The Milan Complexity Scale—a new practical grading scale designed to estimate the risk of neurological clinical worsening after performing surgery for tumor removal—is presented.

METHODS

A retrospective study was conducted on all elective consecutive surgical procedures for tumor resection between January 2012 and December 2014 at the Second Division of Neurosurgery at Fondazione IRCCS Istituto Neurologico Carlo Besta of Milan. A prospective database dedicated to reporting complications and all clinical and radiological data was retrospectively reviewed. The Karnofsky Performance Scale (KPS) was used to classify each patient’s health status. Complications were divided into major and minor and recorded based on etiology and required treatment. A logistic regression model was used to identify possible predictors of clinical worsening after surgery in terms of changes between the preoperative and discharge KPS scores. Statistically significant predictors were rated based on their odds ratios in order to build an ad hoc complexity scale. For each patient, a corresponding total score was calculated, and ANOVA was performed to compare the mean total scores between the improved/unchanged and worsened patients. Relative risk (RR) and chi-square statistics were employed to provide the risk of worsening after surgery for each total score.

RESULTS

The case series was composed of 746 patients (53.2% female; mean age 51.3 ± 17.1). The most common tumors were meningiomas (28.6%) and glioblastomas (24.1%). The mortality rate was 0.94%, the major complication rate was 9.1%, and the minor complication rate was 32.6%. Of 746 patients, 523 (70.1%) patients improved or remained unchanged, and 223 (29.9%) patients worsened. The following factors were found to be statistically significant predictors of the change in KPS scores: tumor size larger than 4 cm, cranial nerve manipulation, major brain vessel manipulation, posterior fossa location, and eloquent area involvement (Nagelkerke R2 = 0.286).

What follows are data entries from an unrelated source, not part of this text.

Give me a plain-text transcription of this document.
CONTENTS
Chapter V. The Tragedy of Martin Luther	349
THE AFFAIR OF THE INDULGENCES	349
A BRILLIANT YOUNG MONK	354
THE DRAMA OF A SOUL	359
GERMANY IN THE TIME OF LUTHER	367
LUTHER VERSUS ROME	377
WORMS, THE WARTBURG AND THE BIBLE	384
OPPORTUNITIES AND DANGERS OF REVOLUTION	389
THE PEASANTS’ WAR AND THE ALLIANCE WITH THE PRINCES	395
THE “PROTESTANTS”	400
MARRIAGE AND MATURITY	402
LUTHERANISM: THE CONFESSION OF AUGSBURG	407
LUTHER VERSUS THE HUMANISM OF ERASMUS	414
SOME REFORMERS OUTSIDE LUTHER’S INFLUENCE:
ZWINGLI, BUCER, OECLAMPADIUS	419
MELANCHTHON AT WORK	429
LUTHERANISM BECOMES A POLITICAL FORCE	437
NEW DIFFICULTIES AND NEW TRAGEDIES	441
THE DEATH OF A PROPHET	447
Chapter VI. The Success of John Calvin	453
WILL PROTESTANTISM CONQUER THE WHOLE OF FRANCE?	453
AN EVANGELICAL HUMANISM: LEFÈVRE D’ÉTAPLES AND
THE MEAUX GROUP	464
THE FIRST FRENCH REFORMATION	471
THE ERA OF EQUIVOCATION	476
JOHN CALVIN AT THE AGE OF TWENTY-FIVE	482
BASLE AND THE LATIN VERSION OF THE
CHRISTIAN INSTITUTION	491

A grading scale was obtained with scores ranging between 0 and 8. Worsened patients showed mean total scores that were significantly higher than the improved/unchanged scores (3.24 ± 1.55 vs 1.47 ± 1.58; p < 0.001). Finally, a grid was developed to show the risk of worsening after surgery for each total score: scores higher than 3 are suggestive of worse clinical outcome.

CONCLUSIONS

Through the evaluation of the 5 aforementioned parameters—the Big Five—the Milan Complexity Scale enables neurosurgeons to estimate the risk of a negative clinical course after brain tumor surgery and share these data with the patient. Furthermore, the Milan Complexity Scale could be used for research and educational purposes and better health system management.